I am currently using DiffBind 3.2.7 for an analysis on RNA Polymerase III (RNAPIII) occupancy in the human genome. Because of the biology of RNAPIII, in that it is the exclusive polymerase for tRNAs and only very few other sites in the genome, and because of the particular question we are trying to answer, I would like to use a bed file of all annotated human tRNAs as the peak sets for all samples. That is, all samples have the same input file for peaks in the sample sheet. I would also like to retain all of these annotated regions throughout the analysis so that even completely unoccupied tRNA genes form part of the analysis and DESeq results table.
I am having a difficult time right at the first step of loading in my sample data. The bed file of tRNAs I am using (again, the same file for all samples is specified in the sample sheet) contains 560 regions. However, when I load this in with
rpc1.alltRNAs <- dba(sampleSheet="RPC1_samples_alltRNAs.csv") and display
rpc1.alltRNAs, there are only 536 sites in the matrix. I have been unable to prevent this filtering with any of the parameters that I can supply to
dba() such as
minOverlap, peakCaller, peakFormat, filter, bRemoveM, bRemoveRandom.

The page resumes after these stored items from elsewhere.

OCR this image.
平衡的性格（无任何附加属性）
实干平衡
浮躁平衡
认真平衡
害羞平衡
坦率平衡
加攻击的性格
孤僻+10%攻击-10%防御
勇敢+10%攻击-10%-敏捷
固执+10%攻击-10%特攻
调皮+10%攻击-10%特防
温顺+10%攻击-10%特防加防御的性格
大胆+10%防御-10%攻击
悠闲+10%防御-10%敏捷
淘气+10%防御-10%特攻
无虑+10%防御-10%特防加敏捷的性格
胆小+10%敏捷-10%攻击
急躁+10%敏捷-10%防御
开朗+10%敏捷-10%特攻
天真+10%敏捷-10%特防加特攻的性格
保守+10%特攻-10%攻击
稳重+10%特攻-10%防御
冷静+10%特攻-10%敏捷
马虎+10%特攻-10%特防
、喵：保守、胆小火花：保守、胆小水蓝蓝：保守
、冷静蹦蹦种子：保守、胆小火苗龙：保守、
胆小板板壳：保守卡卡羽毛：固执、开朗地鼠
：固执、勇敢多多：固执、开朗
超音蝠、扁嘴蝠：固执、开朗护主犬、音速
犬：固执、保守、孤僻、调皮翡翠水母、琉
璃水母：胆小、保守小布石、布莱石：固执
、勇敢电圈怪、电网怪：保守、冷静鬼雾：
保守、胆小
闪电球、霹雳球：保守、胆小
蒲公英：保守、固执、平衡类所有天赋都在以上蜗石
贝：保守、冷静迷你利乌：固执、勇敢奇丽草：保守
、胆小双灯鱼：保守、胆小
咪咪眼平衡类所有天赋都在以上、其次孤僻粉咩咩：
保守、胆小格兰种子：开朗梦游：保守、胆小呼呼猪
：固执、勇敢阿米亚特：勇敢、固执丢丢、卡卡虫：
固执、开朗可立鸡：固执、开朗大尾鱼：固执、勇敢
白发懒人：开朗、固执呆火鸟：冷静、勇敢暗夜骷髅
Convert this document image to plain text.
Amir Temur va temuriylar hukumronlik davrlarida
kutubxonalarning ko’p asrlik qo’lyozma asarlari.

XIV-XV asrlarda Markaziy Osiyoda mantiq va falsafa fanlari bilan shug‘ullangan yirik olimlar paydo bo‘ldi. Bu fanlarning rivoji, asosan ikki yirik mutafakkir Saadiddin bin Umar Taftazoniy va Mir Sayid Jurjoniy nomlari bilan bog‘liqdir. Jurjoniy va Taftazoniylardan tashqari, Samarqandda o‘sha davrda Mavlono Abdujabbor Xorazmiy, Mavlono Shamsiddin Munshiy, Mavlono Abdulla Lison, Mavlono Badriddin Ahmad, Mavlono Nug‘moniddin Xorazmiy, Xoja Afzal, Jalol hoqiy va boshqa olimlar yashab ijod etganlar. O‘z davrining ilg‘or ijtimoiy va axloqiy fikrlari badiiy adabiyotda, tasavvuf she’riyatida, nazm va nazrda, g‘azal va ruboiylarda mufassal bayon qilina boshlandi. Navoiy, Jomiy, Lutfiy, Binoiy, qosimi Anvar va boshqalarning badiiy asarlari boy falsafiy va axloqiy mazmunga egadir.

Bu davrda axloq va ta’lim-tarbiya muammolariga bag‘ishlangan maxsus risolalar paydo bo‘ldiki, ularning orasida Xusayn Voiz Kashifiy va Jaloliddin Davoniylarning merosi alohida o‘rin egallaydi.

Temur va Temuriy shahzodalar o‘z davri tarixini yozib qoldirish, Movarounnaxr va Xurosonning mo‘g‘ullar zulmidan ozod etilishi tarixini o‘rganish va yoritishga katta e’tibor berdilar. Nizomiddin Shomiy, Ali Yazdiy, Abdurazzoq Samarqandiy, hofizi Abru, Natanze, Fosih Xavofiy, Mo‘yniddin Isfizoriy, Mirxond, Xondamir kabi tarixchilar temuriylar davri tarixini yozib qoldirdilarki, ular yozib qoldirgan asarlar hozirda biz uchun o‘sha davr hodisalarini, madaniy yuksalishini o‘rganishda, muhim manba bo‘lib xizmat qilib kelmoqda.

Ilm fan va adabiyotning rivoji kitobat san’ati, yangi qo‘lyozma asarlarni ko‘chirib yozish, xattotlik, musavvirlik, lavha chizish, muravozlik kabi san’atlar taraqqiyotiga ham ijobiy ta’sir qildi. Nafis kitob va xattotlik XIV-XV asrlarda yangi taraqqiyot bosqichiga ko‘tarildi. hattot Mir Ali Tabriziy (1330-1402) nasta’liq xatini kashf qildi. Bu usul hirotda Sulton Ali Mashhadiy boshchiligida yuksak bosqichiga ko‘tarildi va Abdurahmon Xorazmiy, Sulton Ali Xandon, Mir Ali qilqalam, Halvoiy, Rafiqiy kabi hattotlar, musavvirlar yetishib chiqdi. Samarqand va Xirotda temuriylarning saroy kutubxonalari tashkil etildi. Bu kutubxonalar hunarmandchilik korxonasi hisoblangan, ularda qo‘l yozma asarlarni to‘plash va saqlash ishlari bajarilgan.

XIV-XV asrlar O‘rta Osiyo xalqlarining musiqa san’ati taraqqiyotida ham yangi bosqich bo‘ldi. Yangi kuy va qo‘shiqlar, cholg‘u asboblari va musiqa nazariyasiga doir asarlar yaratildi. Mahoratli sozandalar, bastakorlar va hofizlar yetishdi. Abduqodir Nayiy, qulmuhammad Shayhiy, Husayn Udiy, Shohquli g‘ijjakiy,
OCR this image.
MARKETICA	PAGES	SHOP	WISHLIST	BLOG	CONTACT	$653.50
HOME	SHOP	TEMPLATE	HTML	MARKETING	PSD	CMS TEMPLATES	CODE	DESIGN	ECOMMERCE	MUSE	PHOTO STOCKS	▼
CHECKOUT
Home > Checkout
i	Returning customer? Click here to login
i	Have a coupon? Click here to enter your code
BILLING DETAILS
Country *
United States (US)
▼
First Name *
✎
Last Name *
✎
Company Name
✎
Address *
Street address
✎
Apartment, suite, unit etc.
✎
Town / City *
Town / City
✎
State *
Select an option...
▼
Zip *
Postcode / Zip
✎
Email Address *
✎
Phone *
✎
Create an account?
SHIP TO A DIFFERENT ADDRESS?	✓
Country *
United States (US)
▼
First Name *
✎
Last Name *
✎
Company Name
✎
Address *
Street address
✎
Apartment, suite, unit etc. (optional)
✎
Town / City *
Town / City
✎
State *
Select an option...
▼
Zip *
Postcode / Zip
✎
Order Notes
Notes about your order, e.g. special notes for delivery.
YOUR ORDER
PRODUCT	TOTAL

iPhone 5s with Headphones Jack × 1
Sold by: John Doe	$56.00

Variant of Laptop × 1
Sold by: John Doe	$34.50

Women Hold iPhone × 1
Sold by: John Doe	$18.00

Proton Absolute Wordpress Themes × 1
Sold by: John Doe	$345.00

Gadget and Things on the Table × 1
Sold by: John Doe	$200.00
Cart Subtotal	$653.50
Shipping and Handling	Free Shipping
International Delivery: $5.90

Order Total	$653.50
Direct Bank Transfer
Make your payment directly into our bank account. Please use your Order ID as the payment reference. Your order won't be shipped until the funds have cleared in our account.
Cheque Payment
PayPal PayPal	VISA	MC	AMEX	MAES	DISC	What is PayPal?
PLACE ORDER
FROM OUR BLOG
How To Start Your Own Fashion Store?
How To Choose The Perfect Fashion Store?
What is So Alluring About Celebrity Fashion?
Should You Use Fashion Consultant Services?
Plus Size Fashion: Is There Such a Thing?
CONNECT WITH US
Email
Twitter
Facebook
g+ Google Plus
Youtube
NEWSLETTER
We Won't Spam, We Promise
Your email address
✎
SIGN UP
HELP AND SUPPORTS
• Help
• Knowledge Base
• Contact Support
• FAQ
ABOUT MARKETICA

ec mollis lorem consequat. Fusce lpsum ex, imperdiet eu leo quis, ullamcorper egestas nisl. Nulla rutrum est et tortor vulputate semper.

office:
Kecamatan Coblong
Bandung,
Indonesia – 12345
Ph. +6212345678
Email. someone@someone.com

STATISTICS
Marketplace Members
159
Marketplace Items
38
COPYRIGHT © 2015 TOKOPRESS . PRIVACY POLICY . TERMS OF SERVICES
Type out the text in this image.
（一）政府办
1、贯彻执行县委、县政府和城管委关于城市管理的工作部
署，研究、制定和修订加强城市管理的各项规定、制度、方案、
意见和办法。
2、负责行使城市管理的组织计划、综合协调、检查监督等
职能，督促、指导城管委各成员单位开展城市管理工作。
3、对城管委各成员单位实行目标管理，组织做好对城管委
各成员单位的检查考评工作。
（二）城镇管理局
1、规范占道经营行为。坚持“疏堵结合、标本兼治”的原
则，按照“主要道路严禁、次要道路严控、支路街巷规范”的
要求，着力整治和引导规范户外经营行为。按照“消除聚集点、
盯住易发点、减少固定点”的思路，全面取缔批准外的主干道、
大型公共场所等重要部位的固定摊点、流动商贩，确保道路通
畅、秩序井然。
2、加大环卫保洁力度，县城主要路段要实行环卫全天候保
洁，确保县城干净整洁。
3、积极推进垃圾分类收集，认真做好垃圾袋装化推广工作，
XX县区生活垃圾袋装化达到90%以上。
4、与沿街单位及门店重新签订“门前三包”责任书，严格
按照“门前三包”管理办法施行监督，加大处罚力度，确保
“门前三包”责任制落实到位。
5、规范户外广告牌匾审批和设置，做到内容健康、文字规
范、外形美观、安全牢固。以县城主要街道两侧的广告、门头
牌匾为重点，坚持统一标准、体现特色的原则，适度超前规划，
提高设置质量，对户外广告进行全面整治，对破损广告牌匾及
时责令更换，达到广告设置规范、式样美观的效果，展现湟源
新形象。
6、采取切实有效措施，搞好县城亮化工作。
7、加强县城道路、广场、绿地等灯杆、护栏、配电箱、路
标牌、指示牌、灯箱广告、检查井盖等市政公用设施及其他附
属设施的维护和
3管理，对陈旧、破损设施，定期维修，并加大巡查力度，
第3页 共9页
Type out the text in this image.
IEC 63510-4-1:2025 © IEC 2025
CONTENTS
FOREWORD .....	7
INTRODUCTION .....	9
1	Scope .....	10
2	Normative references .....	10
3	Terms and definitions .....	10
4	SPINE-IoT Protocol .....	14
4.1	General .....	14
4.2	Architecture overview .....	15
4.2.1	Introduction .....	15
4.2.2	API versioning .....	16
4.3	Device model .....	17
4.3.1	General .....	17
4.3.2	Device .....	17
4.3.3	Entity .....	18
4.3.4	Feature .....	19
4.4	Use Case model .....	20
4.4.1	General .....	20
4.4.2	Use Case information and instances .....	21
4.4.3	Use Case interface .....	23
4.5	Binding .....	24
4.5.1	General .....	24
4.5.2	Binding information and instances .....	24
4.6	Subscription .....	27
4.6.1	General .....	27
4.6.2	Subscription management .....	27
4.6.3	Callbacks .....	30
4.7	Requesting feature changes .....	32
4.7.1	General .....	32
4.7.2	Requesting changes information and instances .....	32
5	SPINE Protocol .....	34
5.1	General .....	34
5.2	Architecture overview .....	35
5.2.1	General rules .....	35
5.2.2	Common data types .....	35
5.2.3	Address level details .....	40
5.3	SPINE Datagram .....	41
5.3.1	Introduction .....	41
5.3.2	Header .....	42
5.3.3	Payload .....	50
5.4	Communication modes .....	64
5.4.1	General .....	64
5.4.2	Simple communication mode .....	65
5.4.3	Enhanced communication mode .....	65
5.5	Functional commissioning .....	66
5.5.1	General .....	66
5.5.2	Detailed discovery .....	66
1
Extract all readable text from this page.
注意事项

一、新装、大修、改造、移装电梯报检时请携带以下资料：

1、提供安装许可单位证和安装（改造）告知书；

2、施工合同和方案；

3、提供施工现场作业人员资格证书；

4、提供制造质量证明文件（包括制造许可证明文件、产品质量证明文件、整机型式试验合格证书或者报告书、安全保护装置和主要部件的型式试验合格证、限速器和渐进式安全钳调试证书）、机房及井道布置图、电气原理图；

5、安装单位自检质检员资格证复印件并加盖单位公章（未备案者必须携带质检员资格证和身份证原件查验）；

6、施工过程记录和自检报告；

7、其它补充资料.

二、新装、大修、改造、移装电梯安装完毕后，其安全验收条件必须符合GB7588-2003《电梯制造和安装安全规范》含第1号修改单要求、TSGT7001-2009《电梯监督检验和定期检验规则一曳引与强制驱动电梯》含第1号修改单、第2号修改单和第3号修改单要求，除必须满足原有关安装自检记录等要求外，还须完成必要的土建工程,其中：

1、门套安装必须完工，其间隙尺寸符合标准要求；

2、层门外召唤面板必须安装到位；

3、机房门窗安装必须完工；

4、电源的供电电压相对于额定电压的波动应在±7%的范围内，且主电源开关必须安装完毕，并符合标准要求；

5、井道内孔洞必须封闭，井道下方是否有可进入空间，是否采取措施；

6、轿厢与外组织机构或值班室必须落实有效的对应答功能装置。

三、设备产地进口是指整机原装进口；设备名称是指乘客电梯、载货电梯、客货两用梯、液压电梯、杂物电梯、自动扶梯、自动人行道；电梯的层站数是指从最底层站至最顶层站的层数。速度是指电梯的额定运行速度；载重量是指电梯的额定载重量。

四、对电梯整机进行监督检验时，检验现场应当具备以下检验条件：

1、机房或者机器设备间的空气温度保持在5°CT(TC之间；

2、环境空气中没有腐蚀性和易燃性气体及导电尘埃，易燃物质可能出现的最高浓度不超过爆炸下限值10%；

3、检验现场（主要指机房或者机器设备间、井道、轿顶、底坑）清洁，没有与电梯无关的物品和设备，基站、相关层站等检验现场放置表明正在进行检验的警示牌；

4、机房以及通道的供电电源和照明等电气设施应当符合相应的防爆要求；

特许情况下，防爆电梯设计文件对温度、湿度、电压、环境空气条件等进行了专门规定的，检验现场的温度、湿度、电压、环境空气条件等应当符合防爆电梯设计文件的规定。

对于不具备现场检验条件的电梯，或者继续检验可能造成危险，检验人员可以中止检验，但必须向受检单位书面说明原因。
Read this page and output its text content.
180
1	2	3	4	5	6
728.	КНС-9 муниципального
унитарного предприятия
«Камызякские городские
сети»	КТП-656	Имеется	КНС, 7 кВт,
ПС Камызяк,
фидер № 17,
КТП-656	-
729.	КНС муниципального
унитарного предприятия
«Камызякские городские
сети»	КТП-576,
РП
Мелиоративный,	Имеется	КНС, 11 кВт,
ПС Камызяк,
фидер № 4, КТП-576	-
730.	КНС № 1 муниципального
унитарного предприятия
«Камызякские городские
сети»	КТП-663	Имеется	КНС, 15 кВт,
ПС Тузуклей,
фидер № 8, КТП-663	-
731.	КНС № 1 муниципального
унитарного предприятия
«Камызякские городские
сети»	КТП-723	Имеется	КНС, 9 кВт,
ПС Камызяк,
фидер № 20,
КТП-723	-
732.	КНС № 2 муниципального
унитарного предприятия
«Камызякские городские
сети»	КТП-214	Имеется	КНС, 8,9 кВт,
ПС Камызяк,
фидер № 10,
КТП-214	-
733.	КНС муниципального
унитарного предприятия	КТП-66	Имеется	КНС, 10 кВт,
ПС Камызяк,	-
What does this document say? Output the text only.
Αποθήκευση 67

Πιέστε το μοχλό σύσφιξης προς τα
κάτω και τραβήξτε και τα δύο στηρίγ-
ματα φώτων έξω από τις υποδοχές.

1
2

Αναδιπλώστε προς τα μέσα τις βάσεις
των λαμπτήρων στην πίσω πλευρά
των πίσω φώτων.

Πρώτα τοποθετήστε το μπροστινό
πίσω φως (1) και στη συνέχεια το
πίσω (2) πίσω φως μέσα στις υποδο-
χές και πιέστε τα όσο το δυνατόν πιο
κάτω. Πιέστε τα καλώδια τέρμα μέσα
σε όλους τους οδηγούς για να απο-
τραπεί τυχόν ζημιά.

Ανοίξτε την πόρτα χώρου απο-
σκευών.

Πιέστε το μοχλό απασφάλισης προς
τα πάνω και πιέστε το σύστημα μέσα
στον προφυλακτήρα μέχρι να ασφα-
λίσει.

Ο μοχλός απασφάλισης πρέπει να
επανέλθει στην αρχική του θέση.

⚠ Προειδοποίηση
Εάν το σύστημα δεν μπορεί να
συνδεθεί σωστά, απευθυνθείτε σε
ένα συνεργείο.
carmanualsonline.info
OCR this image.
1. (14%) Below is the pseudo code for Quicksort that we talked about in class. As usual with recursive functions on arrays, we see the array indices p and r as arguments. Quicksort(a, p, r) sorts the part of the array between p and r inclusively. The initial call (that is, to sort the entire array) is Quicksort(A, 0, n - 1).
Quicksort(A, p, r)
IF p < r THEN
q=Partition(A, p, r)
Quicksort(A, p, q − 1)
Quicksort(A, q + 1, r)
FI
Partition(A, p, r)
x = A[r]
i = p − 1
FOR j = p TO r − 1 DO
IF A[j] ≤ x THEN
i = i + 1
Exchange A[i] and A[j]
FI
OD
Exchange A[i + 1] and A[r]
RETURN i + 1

I have even tried reading in the bam file as a GRanges object and supplying that the the
dba.count() command in the next step to try force all 560 peaks, but that doesn't work either.
I can't find any clear reason why these particular regions are filtered - there are no duplicates and the score for all 560 is exactly the same.
Any help would be much appreciated!
I should add that I have so far been able to restrict filtering imposed by
dba.count() by setting
filter = 0 and
summits = FALSE but the initial sample reading step has already filtered some peaks by this point. The second parameter of disabling summits did in fact influence the number of peaks retained after counting, I'm not really sure why since all of the peaks should have the same summit and same 200bp extensions?